BB-UVB encompasses the most biologically active radiation in sunlight and guttate psoriasis responds best, but plaque psoriasis in children tends to be thinner and will respond to higher doses and a longer duration of treatment. One of the greatest advances in phototherapy for psoriasis is the use of NB-UVB, which, at therapeutic doses, is less erythemogenic than other wavelengths in the UVB range.16

Centered on 311-313nm, NB-UVB is safe and effective for a number of photoresponsive dermatoses in children, including psoriasis.17-19 Short-term side-effects of UVB phototherapy are usually mild and consist of xerosis, erythema, pruritus, and photoactivation of herpesvirus. Potential long-term effects include premature photoaging and cutaneous carcinogenesis.20

Photochemotherapy (psoralen plus ultraviolet A, [PUVA]) is based on the interaction between UVA radiation and psoralen, a photosensitizing chemical. In children less than 12 years, oral PUVA is rarely used and if so, is done with extreme caution and should be restricted to psoriasis and phototherapy centers staffed by well trained, experienced physicians and nurses. Many authors consider oral psoralen relatively contraindicated in children less than age 12 and prefer topical PUVA because of the many short- and longterm toxicities associated with psoralen ingestion (e.g., nausea, vomiting, headache, hepatotoxicity, generalized photosensitization requiring 24 hours of photoprotection, ocular toxicity, acute risk of burning, and long-term risk of skin cancer).21 In children, NB-UVB is more convenient and may be less carcinogenic. Given the downsides of using psoralens in children and adults, NB-UVB is now considered first-line phototherapy.22

Antibiotics and Tonsillectomy

Ample clinical and laboratory evidence exist suggesting precipitation, exacerbation, and persistence of guttate and other forms of psoriasis by pharyngeal and perianal streptococcal infections. Dermatologists often prescribe empiric systemic antibiotics for recurrence or flares of guttate psoriasis and occasionally recommend tonsillectomy in patients with refractory psoriasis and recurrent tonsillitis.

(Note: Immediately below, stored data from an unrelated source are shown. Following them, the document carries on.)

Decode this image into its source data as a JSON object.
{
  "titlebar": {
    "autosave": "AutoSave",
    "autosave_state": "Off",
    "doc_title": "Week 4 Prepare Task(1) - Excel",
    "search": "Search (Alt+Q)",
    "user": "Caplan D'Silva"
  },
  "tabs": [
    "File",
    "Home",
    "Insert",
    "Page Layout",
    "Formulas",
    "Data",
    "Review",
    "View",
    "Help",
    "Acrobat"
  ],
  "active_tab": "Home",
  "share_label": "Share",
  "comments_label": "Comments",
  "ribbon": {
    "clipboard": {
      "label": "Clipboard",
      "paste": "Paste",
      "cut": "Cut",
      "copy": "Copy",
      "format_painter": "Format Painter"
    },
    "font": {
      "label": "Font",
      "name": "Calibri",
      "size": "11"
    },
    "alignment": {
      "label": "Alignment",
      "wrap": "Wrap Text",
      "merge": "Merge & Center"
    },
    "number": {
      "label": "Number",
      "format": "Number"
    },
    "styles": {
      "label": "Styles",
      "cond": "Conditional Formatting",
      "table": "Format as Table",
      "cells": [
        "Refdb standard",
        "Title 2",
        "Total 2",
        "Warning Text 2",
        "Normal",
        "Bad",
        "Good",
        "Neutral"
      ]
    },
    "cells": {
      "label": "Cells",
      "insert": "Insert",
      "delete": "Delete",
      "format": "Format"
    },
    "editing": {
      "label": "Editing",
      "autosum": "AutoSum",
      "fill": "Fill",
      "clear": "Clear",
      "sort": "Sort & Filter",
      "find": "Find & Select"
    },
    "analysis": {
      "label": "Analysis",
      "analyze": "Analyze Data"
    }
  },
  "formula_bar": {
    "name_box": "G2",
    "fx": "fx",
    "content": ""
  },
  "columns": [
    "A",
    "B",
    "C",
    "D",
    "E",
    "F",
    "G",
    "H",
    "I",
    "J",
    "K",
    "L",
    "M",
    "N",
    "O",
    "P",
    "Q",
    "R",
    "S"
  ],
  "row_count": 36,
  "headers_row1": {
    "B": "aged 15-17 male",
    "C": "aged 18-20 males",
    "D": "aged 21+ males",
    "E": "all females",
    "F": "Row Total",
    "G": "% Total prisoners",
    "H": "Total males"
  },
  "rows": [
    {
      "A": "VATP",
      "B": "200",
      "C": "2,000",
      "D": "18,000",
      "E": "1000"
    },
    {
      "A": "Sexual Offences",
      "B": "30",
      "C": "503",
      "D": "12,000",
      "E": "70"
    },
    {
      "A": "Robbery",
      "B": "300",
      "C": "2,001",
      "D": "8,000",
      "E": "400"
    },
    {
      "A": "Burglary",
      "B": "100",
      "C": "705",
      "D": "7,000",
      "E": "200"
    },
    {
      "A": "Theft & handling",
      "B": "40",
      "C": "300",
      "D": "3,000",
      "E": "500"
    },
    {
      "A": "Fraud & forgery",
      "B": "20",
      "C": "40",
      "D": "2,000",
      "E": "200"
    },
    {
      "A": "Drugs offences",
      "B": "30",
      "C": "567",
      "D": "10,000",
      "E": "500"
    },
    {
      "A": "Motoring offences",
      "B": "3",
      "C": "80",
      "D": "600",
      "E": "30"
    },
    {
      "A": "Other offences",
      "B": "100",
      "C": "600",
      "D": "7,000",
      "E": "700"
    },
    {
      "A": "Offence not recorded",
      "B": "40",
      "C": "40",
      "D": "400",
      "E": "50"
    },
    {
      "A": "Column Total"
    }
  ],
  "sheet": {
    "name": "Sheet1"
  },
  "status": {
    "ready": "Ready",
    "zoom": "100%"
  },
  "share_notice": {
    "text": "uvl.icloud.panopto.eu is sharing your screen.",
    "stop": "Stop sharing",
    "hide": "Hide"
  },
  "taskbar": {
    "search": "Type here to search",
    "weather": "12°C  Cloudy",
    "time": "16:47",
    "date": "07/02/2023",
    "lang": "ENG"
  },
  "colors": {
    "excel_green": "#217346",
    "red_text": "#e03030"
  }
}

Two recent exhaustive reviews assessed the evidence for such interventions in the management of childhood psoriasis and concluded that available evidence does not support the efficacy of oral antibiotics or tonsillectomy.23,24


Treating children with psoriasis is both rewarding and challenging. It requires a current, comprehensive knowledge of available therapies including the mechanism of action, clinical action spectrum, potential toxicity, and appropriate monitoring. Combination, rotational, and sequential therapy as introduced by Menter, Weinstein and White, and Koo, respectively, are time honored methods which aim to improve overall efficacy while reducing the individual toxicity of the chosen medications.25

Management also requires continued education and support of the patient and the family. Advocacy and education groups such as the National Psoriasis Foundation (; 800-723-9166) are excellent resources and can serve as an extension of your comprehensive care.